Repairs to aircraft fabric coverings are inevitable. Always inspect a damaged area to ensure the damage is confined to the fabric and does not involve the structure below. A technician who needs to make a fabric repair must first identify which approved data was used to install the covering that needs to be repaired. Consult the logbook where an entry and reference to manufacturer data, an STC, or a field approval possibly utilizing practices from AC 43.13-1 should be recorded. The source of approved data for the covering job is the same source of approved data used for a repair.

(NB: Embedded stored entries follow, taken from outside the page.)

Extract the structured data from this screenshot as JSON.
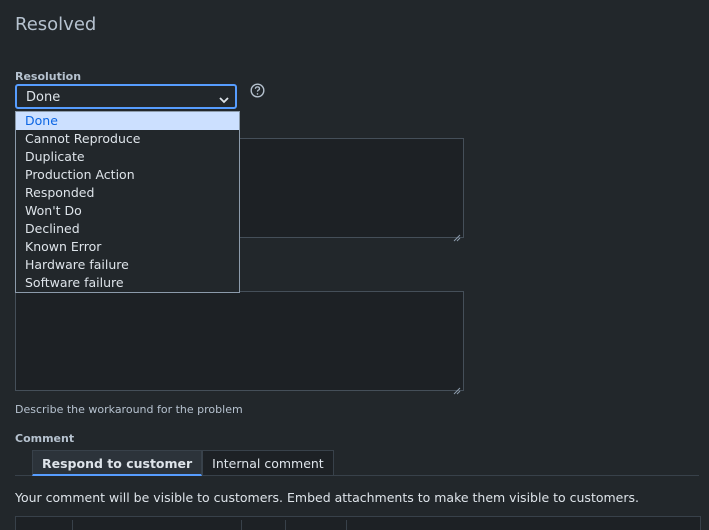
{
  "title": "Resolved",
  "resolution": {
    "label": "Resolution",
    "selected": "Done",
    "options": [
      "Done",
      "Cannot Reproduce",
      "Duplicate",
      "Production Action",
      "Responded",
      "Won't Do",
      "Declined",
      "Known Error",
      "Hardware failure",
      "Software failure"
    ]
  },
  "workaround": {
    "description": "Describe the workaround for the problem"
  },
  "comment": {
    "label": "Comment",
    "tabs": [
      "Respond to customer",
      "Internal comment"
    ],
    "active_tab": "Respond to customer",
    "notice": "Your comment will be visible to customers. Embed attachments to make them visible to customers."
  },
  "icons": {
    "help": "help-circle-icon",
    "chevron": "chevron-down-icon",
    "resize": "resize-handle-icon"
  },
  "colors": {
    "background": "#22272b",
    "accent": "#579dff",
    "selected_option_bg": "#cce0ff",
    "selected_option_text": "#0c66e4"
  }
}
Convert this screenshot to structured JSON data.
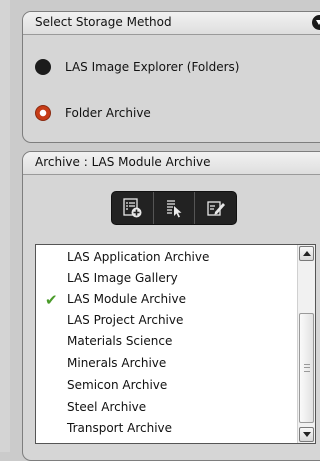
{
  "storage_panel": {
    "title": "Select Storage Method",
    "options": [
      {
        "label": "LAS Image Explorer (Folders)",
        "selected": false
      },
      {
        "label": "Folder Archive",
        "selected": true
      }
    ]
  },
  "archive_panel": {
    "title": "Archive : LAS Module Archive",
    "toolbar": {
      "buttons": [
        "new-archive-icon",
        "browse-archive-icon",
        "edit-archive-icon"
      ]
    },
    "list": {
      "items": [
        {
          "label": "LAS Application Archive",
          "checked": false
        },
        {
          "label": "LAS Image Gallery",
          "checked": false
        },
        {
          "label": "LAS Module Archive",
          "checked": true
        },
        {
          "label": "LAS Project Archive",
          "checked": false
        },
        {
          "label": "Materials Science",
          "checked": false
        },
        {
          "label": "Minerals Archive",
          "checked": false
        },
        {
          "label": "Semicon Archive",
          "checked": false
        },
        {
          "label": "Steel Archive",
          "checked": false
        },
        {
          "label": "Transport Archive",
          "checked": false
        }
      ],
      "check_color": "#4a9b2a"
    }
  },
  "colors": {
    "selected_radio": "#c63c17",
    "unselected_radio": "#1c1c1c",
    "toolbar_bg": "#222222"
  }
}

This section discusses general information concerning repairs to polyester fabric. Thorough instructions for repairs made to cotton covered aircraft can be found in AC 43.13-1. It is the responsibility of the holder of an STC to provide maintenance instructions for the STC alteration in addition to materials specifications required to do the job.
The type of repair performed depends on the extent of the damage and the process under which the fabric was installed. The size of the damaged area is often a reference for whether a patch is sufficient to do the repair or whether a new panel should be installed. Repair size may also dictate the amount of fabric-to-fabric overlap required when patching and whether finishing tapes are required over the patch. Many STC repair procedures do not require finishing tapes. Some repairs in AC 43.13-1 require the use of tape up to six inches wide.
While many cotton fabric repairs involve sewing, nearly all repairs of polyester fabric are made without sewing. It is possible to apply the sewing repair techniques outlined in AC 43.13-1 to polyester fabric, but they were developed primarily for cotton and linen fabrics. STC instructions for repairs to polyester fabric are for cemented repairs which most technicians prefer as they are generally considered easier than sewn repairs. There is no compromise to the strength of the fabric with either method.
Patching or replacing a section of the covering requires prepping the fabric area around the damage where new fabric is to be attached. Procedures vary widely. Dope-based covering systems tend toward stripping off all coatings to cement raw fabric to raw fabric when patching or seaming in a new panel. From this point, the coatings are reapplied and finished as in the original covering process. Some polyurethane-based coating processes require only a scuffing of the topcoat with sandpaper before adhering small patches that are then refinished. [Figure 3-35] Still, other processes may remove the topcoats and cement a patch into the sealer or UV blocking coating. In some repair processes, preshrunk fabric is used and in others, the fabric is shrunk after it is in place. Varying techniques and temperatures for shrinking and gluing the fabric into a repair also exist.
These deviations in procedures underscore the critical nature of identifying and strictly adhering to the correct instructions from the approved data for the fabric covering in need of repair. A patch or panel replacement technique for one covering system could easily create an unairworthy repair if used on fabric installed with a different covering process.
Large section panel repairs use the same proprietary adhesives and techniques and are only found in the instructions for the process used to install the fabric covering. A common technique for replacing any large damaged area is to replace all of the fabric between two adjacent structural members (e.g., two ribs, two longerons, between the forward and rear spars). Note that this is a major repair and carries with it the requirement to file an FAA Form 337.